Les résultats concernent également la domestication des espèces arborées spontanées alimentaires menacées de disparition par la réduction de la jachère. C’est le cas d’Irvinga gabonensis, connu en Côte d’ Ivoire sous l’appellation de kplé, «odik» ou manguier sauvage en Afrique centrale.

Dans l’art culinaire de chacune de ces aires culturelles, les amandes de cette plante servent à la préparation de sauces très prisées.

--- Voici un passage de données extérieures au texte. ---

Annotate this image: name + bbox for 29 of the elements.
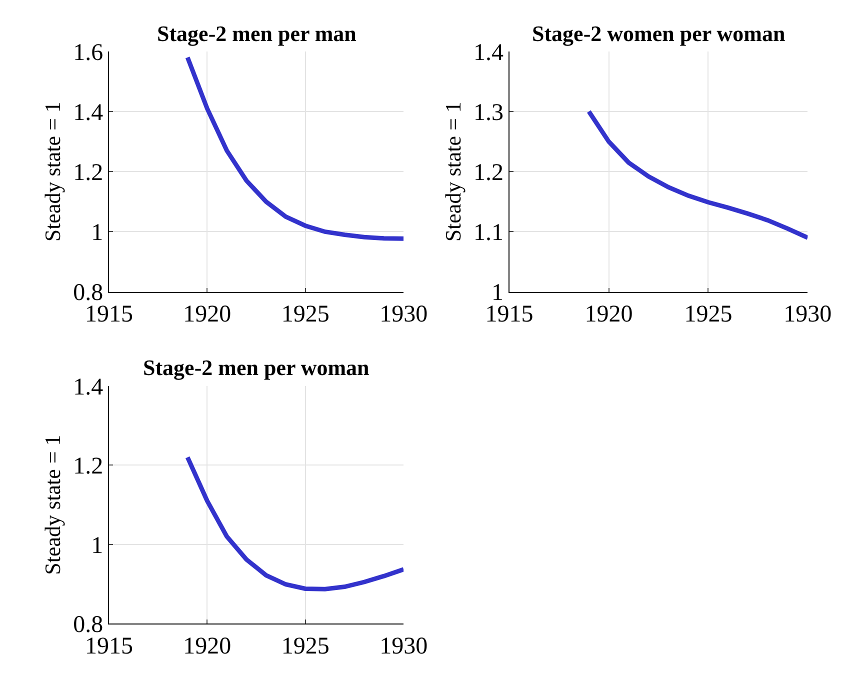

C’est le cas également de Ricinodendron heudelotii. Une plante dont les graines sont consommées en sauce par les populations ivoiriennes, et que les ménagères connaissent sous les vocables de Akpi ou kôh.

Ces essais montrent que ces espèces peuvent être cultivées, ou seules ou en association avec d’autres cultures. Le «Ficus exasperata», est une plante qui rentre dans la production de fourrage pour petits ruminants. Ce ficus permet de combler le déficit en herbes pendant la saison sèche.

Les études réalisées par les chercheurs du Centre national de recherche agronomique ont mis au point une technique de plantation de cette espèce. Quant à l’utilisation de la pueraria phaseolides (arbuste fourragé) comme engrais vert, il permet d’avoir une culture continue de maïs. Ce système de culture assure, selon les chercheurs du Cnra, un rendement comparable à celui obtenu avec l’apport d’engrais chimique.

En zone de savane, l’Acacia de l’espèce «auriculiformis » a été retenue pour la création des jachères à cause de son attitude à restaurer rapidement la fertilité des  sols et à éliminer les mauvaises herbes nuisibles aux cultures, tout en fournissant du bois de chauffe.

Pour résoudre les problèmes entre agriculteurs et éleveurs le projet jachère a développé les haies vives défensives qui protègent les aires cultivées des animaux en divagation.
Les haies à base de ziziphus mucronata (des espèces utilisées comme bois d'énergie, de poteau et brise vent) ont été mis au point et largement diffusées auprès des paysans en remplacement de la lime mexicaine et des fils de fer barbelés.